The Giants' Center Fielder
By 1894 Van Haltren had landed where he belonged, in center field for the New York Giants, and he stayed for a decade. He led off and played every day, a fast, reliable outfielder who caught what he could reach and reached most of it, and who set the table for the hitters behind him. Year after year he turned in nearly the same season, around 180 hits, a .300 average, a pile of runs and steals, the very picture of consistency. The Giants of those years were not always good, but their center fielder was a constant, the one man the lineup could count on. He gave New York the kind of steady excellence that wins few headlines and a great many games.
The Numbers
The totals Van Haltren left behind are the heart of his case, and they are formidable. He collected somewhere near 2,540 hits, depending on which modern source keeps the ledger, batted .316 for his career, and stole 583 bases under the rules of his day. He scored well over 1,600 runs, led the league in steals in 1900 and in triples in 1896, and hit .300 or better in a dozen or more seasons in a row through 1901. Strung together, the numbers describe one of the most productive outfielders of the entire decade. Few players of the 1890s did so much, so steadily, for so long.
The Steady One
What Van Haltren offered was reliability, the rarest and least celebrated of baseball virtues. He played nearly every game his teams scheduled, ran the bases hard, and threw well enough to lead National League outfielders in assists three times. He did not sulk, did not slump for long, and did not give a manager a reason to look elsewhere. Teammates and writers respected him without quite lionizing him, which tends to be the fate of the consistent. The flashier names drew the crowds, and Van Haltren just kept hitting .300 and going to work.
The Broken Ankle
The steadiness finally broke on a slide. On May 22, 1902, Van Haltren shattered his right ankle going into second base, and the injury took the speed that had carried so much of his game. He came back, but the legs were never the same, and the .300 seasons stopped almost at once. He hung on for parts of two more years before the Giants let him go, a leadoff man who could no longer run. The body that had not failed him in fifteen seasons gave out in a single instant on the basepaths.

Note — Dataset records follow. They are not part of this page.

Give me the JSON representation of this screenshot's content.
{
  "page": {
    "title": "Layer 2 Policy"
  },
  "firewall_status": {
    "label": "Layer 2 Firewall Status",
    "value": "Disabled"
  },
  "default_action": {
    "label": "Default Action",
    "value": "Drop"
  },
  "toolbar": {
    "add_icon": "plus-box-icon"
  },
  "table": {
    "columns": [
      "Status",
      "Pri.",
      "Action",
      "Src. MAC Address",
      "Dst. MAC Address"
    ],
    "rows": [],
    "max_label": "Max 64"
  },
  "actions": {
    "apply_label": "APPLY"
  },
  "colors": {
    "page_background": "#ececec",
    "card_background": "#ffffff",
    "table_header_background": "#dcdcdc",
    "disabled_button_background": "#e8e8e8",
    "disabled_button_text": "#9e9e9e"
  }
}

Ryan, Tiernan, and Van Haltren
In the long argument over Cooperstown, Van Haltren rarely stands alone. Researchers line him up beside Jimmy Ryan and Mike Tiernan, three outfielders of the 1890s with nearly interchangeable records and the same result, each falling short while contemporaries like Hugh Duffy, Jim O'Rourke, and Tommy McCarthy went in. He drew a single vote the one time a veterans ballot considered him, and the case has since passed to the researchers who keep it alive. After baseball he went home to the West Coast, played and managed in the Pacific Coast League into his forties, and scouted for the Pirates. He died in Oakland in 1945 at 79, the most overlooked of a trio that history overlooked together.